- Full name: Jenny Hansen
- Born: Somerset, Wisconsin, United States

Gymnastics career
- Discipline: Women's artistic gymnastics
- Country represented: United States
- College team: University of Kentucky

= Jenny Hansen =

American stuntwoman and gymnast (born 1973)

Jenny Hansen is an American stuntwoman and retired gymnast from Somerset, Wisconsin. Born in 1973, Hansen won three consecutive NCAA All-Around Championships between 1993 and 1995, the only person to ever win three straight All-Around titles. She attended the University of Kentucky from 1992 until 1996 and has since been named to the UK's Athletic Hall of Fame. Hansen won a total of eight national titles and nine Southeastern Conference championships during her collegiate career. She was a three-time winner of the Honda Sports Award in gymnastics.
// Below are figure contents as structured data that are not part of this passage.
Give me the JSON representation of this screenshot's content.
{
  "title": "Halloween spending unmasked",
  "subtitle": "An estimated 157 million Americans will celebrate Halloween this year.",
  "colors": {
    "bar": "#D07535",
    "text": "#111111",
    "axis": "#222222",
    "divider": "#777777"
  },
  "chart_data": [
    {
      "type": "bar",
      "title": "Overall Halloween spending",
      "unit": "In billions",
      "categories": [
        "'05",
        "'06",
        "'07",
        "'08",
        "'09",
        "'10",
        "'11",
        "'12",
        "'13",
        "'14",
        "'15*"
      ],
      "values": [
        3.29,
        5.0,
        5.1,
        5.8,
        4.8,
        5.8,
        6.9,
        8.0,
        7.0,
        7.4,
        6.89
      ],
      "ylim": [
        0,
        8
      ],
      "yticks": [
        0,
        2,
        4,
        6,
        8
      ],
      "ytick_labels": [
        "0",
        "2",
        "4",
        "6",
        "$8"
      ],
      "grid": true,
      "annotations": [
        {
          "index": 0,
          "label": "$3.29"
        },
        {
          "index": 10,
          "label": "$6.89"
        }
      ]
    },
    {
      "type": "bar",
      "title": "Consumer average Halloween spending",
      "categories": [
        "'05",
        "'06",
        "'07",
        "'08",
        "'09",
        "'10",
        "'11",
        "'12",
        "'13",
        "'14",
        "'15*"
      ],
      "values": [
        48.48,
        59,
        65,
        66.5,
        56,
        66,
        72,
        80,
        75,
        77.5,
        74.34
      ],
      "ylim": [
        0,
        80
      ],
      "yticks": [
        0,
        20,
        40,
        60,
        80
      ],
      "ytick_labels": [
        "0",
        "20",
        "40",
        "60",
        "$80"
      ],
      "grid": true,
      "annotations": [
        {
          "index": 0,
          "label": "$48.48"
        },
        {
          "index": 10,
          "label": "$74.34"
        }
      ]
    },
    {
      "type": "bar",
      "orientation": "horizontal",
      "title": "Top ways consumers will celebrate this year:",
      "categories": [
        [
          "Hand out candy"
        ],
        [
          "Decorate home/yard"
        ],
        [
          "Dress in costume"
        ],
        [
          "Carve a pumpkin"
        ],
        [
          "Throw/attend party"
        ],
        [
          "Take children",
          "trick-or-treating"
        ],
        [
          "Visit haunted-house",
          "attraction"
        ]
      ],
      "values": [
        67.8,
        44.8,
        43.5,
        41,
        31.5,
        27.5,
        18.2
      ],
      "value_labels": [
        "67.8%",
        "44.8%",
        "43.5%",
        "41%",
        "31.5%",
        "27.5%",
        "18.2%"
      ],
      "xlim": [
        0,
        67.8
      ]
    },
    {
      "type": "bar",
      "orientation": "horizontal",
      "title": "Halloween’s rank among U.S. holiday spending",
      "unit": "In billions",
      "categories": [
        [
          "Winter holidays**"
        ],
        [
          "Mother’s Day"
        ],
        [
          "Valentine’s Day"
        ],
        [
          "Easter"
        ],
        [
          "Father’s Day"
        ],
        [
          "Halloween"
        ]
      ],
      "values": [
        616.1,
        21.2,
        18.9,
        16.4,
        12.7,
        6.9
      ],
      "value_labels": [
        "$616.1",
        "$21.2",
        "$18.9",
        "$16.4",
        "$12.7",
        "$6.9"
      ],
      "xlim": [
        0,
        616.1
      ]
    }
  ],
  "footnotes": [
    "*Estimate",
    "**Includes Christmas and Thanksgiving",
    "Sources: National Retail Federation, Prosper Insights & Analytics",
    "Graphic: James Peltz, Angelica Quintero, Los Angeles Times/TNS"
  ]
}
She is a thirteen time All-American and was named the Most Outstanding Gymnast over the past 25 years of NCAA competition in 2006.

==NCAA Championships==
- All-Around - 1993, 1994, & 1995
- Balance Beam - 1994 & 1995
- Floor Exercise - 1995
- Vault - 1994 & 1995

==Southeastern Conference Championships==
- All-Around - 1993
- Balance Beam - 1995 & 1996
- Floor Exercise - 1994, 1995, & 1996
- Uneven Bars - 1993
- Vault - 1993 & 1994

==Comeback==
After retiring from the sport of Gymnastics, Hansen announced plans to try out for the United States women's gymnastics team for the London 2012 Olympics at the age of 38, but did not make the team.